After seeing CNN’s story Friday on Charles Gladden — a man who works in the Senate cafeteria but lives on the streets — Nathan Morris, the co-founder of musical group Boyz II Men, started an online call to arms to help.

Using a crowd-funding site “Go Fund Me,” Morris urged people to make a donation in order to help Gladden find housing.

“As many of you know I’m not a big social media guy due to the constant championing of negative and even sometimes evil content shared, but this story really touched my heart and is a [perfect] example of how we can easily lose sight of what really matters in life,” Morris wrote.

He set a goal of $20,000 to help Gladden “find a place to live and get him back on the right path,” and promised to personally donate $10,000 of that from his foundation, Boyz II Men House.

Morris started the campaign on Saturday, and raised nearly $5,000 from 66 people in one day.

Gladden told CNN his story last week, saying “I work for the most powerful people in the country and there I am sleeping at a subway stop,” Gladden said, while standing in the shadow of the Capitol dome.

For 8 years he has worked in Senate cafeterias, washing dishes and doing janitorial work.

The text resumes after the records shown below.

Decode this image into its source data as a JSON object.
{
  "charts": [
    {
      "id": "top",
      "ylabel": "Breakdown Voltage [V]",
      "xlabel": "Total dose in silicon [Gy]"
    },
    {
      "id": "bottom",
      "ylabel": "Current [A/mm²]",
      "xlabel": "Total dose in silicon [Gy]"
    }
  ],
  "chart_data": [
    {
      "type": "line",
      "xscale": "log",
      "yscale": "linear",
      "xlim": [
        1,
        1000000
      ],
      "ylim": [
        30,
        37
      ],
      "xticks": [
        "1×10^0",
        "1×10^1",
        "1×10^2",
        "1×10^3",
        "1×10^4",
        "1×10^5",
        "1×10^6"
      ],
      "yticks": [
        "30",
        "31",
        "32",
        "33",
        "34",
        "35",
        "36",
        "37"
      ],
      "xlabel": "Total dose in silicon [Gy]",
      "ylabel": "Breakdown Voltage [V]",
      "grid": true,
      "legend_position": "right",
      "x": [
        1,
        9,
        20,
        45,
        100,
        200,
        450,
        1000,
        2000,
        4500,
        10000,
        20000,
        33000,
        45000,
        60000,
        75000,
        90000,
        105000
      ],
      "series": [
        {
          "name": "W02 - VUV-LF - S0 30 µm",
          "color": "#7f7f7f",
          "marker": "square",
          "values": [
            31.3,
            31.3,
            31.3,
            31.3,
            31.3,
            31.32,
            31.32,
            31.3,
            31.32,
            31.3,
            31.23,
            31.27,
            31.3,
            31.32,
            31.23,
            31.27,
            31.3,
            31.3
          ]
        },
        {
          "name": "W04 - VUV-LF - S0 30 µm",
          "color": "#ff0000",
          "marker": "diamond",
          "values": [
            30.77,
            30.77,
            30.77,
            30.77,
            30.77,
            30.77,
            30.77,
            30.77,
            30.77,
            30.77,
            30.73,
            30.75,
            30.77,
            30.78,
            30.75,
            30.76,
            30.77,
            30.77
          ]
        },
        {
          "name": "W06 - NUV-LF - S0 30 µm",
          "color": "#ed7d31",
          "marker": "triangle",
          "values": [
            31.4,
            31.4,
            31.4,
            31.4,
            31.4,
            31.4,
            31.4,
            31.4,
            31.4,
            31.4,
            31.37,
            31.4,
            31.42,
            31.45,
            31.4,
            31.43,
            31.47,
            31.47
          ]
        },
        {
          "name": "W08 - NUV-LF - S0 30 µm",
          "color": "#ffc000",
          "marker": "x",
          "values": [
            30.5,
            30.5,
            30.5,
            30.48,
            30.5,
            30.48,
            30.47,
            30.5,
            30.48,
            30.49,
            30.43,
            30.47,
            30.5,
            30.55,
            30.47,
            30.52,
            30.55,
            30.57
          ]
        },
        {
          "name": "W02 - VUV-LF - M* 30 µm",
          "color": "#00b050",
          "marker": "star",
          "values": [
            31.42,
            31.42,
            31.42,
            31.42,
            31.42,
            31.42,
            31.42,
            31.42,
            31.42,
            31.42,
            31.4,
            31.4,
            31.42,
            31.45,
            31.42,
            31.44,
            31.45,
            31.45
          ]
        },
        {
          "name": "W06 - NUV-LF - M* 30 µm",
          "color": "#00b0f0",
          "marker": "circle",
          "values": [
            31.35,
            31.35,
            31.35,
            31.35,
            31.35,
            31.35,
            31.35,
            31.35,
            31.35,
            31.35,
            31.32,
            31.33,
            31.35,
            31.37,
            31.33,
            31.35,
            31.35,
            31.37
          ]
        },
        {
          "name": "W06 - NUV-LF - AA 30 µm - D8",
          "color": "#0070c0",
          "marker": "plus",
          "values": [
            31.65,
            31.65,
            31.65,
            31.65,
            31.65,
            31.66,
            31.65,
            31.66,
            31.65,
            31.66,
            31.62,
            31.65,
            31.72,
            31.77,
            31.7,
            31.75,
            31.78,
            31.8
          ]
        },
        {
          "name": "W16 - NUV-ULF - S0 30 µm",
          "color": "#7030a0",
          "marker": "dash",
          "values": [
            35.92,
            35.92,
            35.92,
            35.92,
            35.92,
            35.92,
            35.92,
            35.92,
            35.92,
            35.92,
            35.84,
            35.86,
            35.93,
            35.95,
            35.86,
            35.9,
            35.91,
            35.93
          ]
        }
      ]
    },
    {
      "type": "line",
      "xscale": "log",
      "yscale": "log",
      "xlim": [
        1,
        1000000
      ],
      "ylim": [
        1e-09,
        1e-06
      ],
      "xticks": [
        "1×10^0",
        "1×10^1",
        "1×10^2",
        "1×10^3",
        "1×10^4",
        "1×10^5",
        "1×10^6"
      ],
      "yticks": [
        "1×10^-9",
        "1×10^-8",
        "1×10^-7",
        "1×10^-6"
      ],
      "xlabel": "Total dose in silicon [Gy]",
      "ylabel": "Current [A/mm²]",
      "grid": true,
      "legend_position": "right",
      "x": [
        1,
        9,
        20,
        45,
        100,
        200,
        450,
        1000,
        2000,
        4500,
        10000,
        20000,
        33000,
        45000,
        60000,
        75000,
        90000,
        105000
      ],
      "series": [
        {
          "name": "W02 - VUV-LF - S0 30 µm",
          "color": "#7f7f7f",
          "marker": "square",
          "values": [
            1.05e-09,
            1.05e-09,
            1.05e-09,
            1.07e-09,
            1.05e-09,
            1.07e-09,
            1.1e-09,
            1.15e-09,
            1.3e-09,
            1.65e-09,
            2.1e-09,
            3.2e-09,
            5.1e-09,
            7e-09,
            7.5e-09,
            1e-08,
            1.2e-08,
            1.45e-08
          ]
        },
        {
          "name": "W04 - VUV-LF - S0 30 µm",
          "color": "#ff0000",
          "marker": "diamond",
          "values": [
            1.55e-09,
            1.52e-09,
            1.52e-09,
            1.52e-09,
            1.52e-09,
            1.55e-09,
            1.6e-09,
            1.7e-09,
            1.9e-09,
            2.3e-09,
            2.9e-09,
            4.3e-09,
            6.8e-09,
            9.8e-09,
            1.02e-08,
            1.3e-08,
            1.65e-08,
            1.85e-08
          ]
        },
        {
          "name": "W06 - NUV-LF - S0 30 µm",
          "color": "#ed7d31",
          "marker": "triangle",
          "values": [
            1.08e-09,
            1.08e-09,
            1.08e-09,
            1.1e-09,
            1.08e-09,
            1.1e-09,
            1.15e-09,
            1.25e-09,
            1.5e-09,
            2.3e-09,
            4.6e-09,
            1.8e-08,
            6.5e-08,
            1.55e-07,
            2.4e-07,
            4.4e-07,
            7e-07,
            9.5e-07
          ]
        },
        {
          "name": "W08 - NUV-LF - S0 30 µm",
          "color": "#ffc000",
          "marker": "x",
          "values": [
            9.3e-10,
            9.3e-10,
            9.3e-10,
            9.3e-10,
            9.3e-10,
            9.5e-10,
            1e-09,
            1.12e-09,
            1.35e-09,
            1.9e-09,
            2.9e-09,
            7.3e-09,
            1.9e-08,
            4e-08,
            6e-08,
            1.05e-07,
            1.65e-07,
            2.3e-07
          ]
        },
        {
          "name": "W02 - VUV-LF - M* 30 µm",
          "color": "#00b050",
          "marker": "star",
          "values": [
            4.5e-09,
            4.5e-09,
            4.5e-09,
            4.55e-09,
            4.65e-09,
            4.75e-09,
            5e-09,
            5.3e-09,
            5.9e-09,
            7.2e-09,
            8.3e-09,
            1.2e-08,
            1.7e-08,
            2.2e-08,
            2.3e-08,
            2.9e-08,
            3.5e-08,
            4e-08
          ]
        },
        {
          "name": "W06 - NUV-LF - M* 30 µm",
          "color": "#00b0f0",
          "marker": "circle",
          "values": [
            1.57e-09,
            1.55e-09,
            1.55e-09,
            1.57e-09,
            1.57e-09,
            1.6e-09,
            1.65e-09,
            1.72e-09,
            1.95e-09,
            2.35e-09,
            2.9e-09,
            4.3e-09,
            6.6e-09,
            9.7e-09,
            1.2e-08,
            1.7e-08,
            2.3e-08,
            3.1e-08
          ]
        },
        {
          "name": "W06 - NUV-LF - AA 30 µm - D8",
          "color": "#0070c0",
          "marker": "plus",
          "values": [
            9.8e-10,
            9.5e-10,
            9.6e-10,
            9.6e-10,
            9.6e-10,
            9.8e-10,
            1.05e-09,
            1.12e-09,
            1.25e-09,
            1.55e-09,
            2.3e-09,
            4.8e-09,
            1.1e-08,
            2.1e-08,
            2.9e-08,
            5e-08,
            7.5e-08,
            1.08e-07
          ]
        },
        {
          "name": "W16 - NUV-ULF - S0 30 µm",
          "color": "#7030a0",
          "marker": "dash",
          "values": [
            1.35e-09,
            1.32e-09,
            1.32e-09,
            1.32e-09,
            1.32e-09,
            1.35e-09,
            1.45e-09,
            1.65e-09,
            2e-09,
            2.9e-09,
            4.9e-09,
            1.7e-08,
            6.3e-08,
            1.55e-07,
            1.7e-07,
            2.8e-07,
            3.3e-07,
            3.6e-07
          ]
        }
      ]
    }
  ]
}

“I just sweep, clean the bathroom, that type of stuff,” he said.

He has no shower, so he uses the sink in the bathroom to give himself what he calls a “birdbath.”

“I’m working around food. I can’t go in there smelling, and I cant go in there dirty,” he said, pointing to the Capitol.

Gladden, 63, makes about $11 an hour, and takes home about $360 a week. But he said he gives a lot of it to his children and grandchildren, who have their own financial troubles.

“I take care of them,” he says, “I don’t want to be a burden on my kids.”

When asked about his colleagues who make the same salary, but can still afford housing, Gladden said he realizes that his predicament is exacerbated because he chooses to give money to his children. But it’s also because he suffers from diabetes, and his deteriorating health has meant missing work without pay, he said. He has even had three toes amputated because of his disease, which went untreated for a long time.

Almost no one at the Capitol had a clue Gladden was homeless, until he went public as part of a one-day strike by federal contractors demanding $15 dollars an hour, what they call a livable wage.

“If it happened to me it could happen to someone else,” he said.

“I’m an embarrassment. I don’t want to be an embarrassment to this country, the country I was born and raised in,” he said.